American inventor of 7-Up (1868–1940)

Charles Leiper Grigg (May 11, 1868 – April 16, 1940) was an American businessman who invented 7 Up, once known as 7Up Lithiated Lemon Soda, in October 1929. Grigg became acquainted with the carbonated beverage business after moving to St. Louis, Missouri. Prior to inventing 7 Up, Grigg had created an orange soft drink named "Whistle" for the Vess Soda Company. It is still made and sold in St. Louis.

== History ==
Charles Leiper Grigg was born in 1868 in Prices Branch, Missouri to Charles L. S. Grigg (1822–1883) and Mary Elizabeth Leiper Grigg (1839–1890). At the age of 22, Grigg moved to St. Louis and began working in the advertising field in which he was introduced to the carbonated beverage business through the various agencies he was partnered.

By 1919, Charles Leiper Grigg was working as a salesman for a manufacturing company owned by Vess Jones. It was there that Grigg invented and marketed his first soft drink called "Whistle". The success of the drink led to his promotion to the position of sales and marketing manager, however, eventually he and Vess came to loggerheads and Grigg left the company, leaving Whistle behind. He eventually settled at the Warner Jenkinson Company developing flavoring agents for soft drinks.

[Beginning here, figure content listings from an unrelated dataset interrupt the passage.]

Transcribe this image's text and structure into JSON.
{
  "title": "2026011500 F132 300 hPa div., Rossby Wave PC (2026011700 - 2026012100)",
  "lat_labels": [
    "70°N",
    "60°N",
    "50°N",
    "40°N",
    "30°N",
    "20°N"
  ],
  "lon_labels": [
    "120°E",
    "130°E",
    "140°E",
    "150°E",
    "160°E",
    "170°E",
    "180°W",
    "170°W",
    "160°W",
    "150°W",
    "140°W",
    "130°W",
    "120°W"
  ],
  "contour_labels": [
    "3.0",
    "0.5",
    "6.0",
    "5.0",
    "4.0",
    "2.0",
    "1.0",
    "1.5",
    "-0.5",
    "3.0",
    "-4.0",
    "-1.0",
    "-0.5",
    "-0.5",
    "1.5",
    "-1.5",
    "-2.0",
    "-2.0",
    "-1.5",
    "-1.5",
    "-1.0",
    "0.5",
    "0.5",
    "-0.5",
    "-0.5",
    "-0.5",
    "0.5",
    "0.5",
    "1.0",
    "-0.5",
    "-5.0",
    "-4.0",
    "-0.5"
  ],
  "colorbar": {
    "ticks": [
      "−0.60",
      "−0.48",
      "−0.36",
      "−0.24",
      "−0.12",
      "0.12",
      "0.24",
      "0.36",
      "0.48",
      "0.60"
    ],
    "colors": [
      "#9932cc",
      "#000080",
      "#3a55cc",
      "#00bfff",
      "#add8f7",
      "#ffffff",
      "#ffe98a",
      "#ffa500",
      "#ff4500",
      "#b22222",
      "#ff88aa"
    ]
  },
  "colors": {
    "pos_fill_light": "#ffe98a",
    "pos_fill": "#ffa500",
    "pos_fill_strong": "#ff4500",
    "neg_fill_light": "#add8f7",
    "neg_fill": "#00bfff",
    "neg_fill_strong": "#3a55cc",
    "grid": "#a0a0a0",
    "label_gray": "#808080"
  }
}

It was at this time that Grigg invented then his second soft drink, an orange-flavored beverage with 14% sugar named "Howdy". He partnered with financier Edmund G. Ridgway and lawyer Frank Gladney and formed the Howdy Company. Based on the quality of the product and supported by Ridgway's financing, the company grew quickly, adding bottling companies anxious to sell the drink.

==Personal life==
Grigg was married to Lucy E. Alexander Grigg. Lucy and Charles had several children. He died on April 16, 1940, in St. Louis. Hamblett Charles Grigg, his son, succeeded him as the leader of 7 Up company.